Page MenuHomePhabricator

Running dispatchChanges as cronjob doesn't close down as expected
Closed, ResolvedPublic

Description

When dispatchChanges.php is run as a cronjob it seems like it (as least sometimes) doesn't close down as expected, and then doesn't release the database connections. After a while MySQL then runs out of free connections, and then Mediawiki and other processes on the server grinds to a halt.

Either a PID-file should be used to stop new processes from starting, or a proper close should be done, or a proper daemon should be made. Restarting new processes from crontab without knowing if the previous ones are properly closed is bad.


Version: unspecified
Severity: major
See Also:
https://bugzilla.wikimedia.org/show_bug.cgi?id=46643

Details

Reference
bz46476

Event Timeline

bzimport raised the priority of this task from to Unbreak Now!.Nov 22 2014, 1:41 AM
bzimport set Reference to bz46476.
bzimport added a subscriber: Unknown Object (MLST).

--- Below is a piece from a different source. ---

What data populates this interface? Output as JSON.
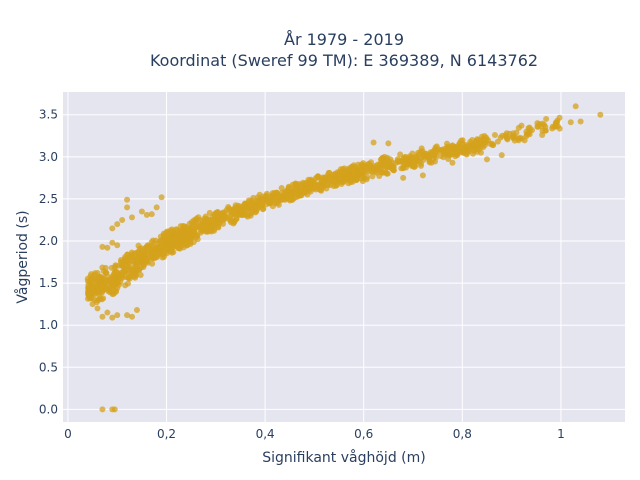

Setting this to highest and major until it can be verified if this script is indeed expected to be run from crontab. If so, and that is the intended use at WMF, then it should be critical or a blocker.

don't know if it's related but kept getting system error and system reboot during the weekend while running the dispatcher.

when I stopped the dispatcher cronjob, then had no issues:

1Mar 23 13:30:01 hathor suhosin[5998]: ALERT - script tried to disable memory_limit by setting it to a negative value -1 bytes which is not allowed (attacker 'REMOTE_ADDR not set', file 'unknown')

For reference:

  • I didn't change anything about the way the dispatcher script is launched, kept alive, or terminated. It should behave as before. Can you please provide the exact setup that casued problems?
  • per default, the number of passes before quitting is the number of client wikis. So, if you have 6 client wikis configured, the dispatcher will do 6 passes, then exit. When the process exits, the database connection is closed. Does the process somehow lock up and stay around? Also, please run with the --verbose option for more helpful output.
  • when run from cron, the --max-time option should be set the the period at which the cron job is run, so the old dispatcher terminates when the new one is started. Ideally, we'd never need to do this, and this could be set to "one a year". In practice, something between 10 minutes and 1 hours seems sensible, because it allows for a swift recovery should the dispatcher die.
  • dispatchChanges itself doesn't mess with the memory limit; MediaWiki does so per default I think. even if it did, I have no idea how that could trigger a reboot.
  • since ops requested a proper daemon, I guess that's the way top go. I'd be happy if I wouldn't have to code that, though.

Confirmed:

When running dispatchChanges without the --max-time parameter (and thus, relying on --max-passes, possibly using the default value), the script would loop until the given number of changes where successfully completed. However, if there were no new changes, there was nothing to dispatch, and "idle" passes were not counted as completed. So the process would be "stuck" until a new change was recorded.

The solution is to count idle passes against --max-passes as well.

patch: I525152d3

(In reply to comment #4)

patch: I525152d3

Aude / jeblad / Daniel: The patch has been merged. What work is left here? Or can this bug report be closed as FIXED?

I think this can be closed as fixed